Si la « ville libre » l’est de moins en moins, la combativité des Christianites ne s’est pas démentie pour autant. Résistant aux pressions extérieures visant à mettre fin à l’expérience alternative au profit de projets immobiliers, les habitants ont, avec des soutiens externes et l’active assistance de leur avocate, Line Barfod, créé en juillet 2011 la Fondation Christiania. Objectif de cette fondation : sensibiliser la population à la pérennité de la communauté et récolter les sommes nécessaires à permettre, conformément à un accord passé avec les autorités, le rachat à l’État danois de la partie des casernements où sont rassemblées la plupart des habitations et des activités culturelles de la « ville libre ». Prix fixé par les autorités judiciaires : 76 millions de couronnes danoises, soit environ 10,1 millions d’euros, à verser le 1er juillet 2012.

 

Quand les hippies deviennent propriétaires

 

Cet appel, lancé en septembre 2011, a fonctionné : plus de 50 000 donateurs ont souscrit une ou plusieurs « actions populaires » de 100 couronnes danoises (13,5 euros) donnant lieu à déduction fiscale.
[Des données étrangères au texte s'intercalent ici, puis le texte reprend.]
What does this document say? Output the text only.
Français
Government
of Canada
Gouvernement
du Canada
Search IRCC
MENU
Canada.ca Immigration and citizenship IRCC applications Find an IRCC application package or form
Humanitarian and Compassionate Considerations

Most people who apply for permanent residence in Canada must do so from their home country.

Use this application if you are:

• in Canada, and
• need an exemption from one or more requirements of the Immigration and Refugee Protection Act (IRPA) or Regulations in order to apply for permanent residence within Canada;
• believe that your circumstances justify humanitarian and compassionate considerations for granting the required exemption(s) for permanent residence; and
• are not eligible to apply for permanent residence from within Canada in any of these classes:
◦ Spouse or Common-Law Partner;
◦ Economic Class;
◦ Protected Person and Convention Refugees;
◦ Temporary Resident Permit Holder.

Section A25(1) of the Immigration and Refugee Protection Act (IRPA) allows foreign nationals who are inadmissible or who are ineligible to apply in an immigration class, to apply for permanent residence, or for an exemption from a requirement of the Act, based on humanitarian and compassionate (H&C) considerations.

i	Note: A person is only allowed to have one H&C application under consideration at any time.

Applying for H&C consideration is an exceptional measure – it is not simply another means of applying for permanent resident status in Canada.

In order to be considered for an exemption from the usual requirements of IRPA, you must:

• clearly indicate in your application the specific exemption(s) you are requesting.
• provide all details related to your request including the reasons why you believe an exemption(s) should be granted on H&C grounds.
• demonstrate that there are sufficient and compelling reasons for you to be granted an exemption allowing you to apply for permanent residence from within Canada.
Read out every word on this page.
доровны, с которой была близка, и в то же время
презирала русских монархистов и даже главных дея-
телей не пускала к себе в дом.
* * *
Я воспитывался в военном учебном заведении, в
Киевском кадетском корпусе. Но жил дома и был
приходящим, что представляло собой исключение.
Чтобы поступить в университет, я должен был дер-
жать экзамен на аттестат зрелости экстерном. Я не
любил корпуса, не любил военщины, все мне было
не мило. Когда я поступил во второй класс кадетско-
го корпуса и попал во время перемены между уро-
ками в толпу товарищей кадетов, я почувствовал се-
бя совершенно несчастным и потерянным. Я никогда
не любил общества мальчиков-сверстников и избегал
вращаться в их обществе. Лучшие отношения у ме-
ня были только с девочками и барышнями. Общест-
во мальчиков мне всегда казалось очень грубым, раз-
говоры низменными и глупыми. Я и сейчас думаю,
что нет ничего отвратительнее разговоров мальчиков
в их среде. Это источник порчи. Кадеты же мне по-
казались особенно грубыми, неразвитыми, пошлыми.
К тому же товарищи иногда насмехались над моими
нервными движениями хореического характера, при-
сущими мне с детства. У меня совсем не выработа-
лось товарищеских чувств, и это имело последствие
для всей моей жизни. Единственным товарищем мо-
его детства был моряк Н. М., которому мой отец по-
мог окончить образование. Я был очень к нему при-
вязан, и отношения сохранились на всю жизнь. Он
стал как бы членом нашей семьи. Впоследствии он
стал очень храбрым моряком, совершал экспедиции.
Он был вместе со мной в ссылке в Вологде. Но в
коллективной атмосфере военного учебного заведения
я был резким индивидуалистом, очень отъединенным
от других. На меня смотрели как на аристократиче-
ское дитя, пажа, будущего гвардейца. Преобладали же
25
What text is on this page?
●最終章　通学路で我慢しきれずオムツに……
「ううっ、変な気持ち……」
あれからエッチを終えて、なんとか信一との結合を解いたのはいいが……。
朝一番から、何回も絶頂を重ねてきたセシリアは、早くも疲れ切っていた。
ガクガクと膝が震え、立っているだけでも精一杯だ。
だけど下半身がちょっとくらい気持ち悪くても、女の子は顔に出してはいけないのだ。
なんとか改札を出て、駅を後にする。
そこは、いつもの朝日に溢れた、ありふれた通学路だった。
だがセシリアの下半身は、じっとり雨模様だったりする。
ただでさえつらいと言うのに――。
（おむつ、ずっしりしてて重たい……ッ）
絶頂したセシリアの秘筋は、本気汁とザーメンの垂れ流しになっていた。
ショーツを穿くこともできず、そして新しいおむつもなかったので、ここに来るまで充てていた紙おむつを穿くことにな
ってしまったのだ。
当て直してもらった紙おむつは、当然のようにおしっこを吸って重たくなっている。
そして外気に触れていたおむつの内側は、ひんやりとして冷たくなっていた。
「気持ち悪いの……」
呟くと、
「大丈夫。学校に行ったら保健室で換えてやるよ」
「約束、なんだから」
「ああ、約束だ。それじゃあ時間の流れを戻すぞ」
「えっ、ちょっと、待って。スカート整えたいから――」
Cet élan de générosité a contribué à alimenter à hauteur de 8 millions de couronnes danoises le fonds de rachat. L’essentiel du financement n’est pourtant pas venu de cette solidarité, mais, de manière plus pragmatique, d’un emprunt – garanti par l’État – souscrit auprès de Realkredit Danmark.

 

Malgré tous leurs efforts, les Christianites n’ont pas été en mesure de payer les 76 millions de couronnes danoises à la date butoir, bien que ce montant ait été fixé à un niveau très inférieur au prix du marché. Mais au terme d’une opiniâtre négociation, un compromis a pu être trouvé avec les autorités sur un plan de financement assurant la pérennité de Christiania. C’est ainsi que, le 1er juillet 2012, les Christianites ont versé 51 millions de couronnes à l’État, les 25 millions restant ayant fait l’objet d’un accord en deux points : 15 millions devront être versés de manière échelonnée durant les trois années à venir, les 10 millions restants devant être acquittés par les habitants de Christiania en nature, sous la forme de travaux de rénovation des locaux historiques.

 

Même amputée d’une partie des ex-terrains militaires, Christinia a réussi à survivre à la croisade lancée naguère par les conservateurs dans le sillage d’Anders Fogh Rasmussen. Mais si l’on continue de vendre du haschisch dans Pusher Street et de monter des spectacles alternatifs au sein de la « ville libre », il ne fait aucun doute que l’esprit libertaire d’origine va profondément se transformer. Devenus propriétaires du site, les Christianites vont progressivement s’installer dans un statut de bobos. De cela, la plupart ont conscience et c’est, pour les plus anciens squatters et hippies, un véritable crève-cœur. Mais ils n’avaient pas le choix. D’ailleurs, les jeunes sont plutôt satisfaits d’un accord qui pérennise globalement leur mode de vie dans un cadre exceptionnel. Or, c’est à ces derniers que l’avenir appartient, pas à leurs aînés dont les vieux rêves de flower power finissent de s’envoler, mêlés aux volutes du haschisch, dans le ciel de Copenhague.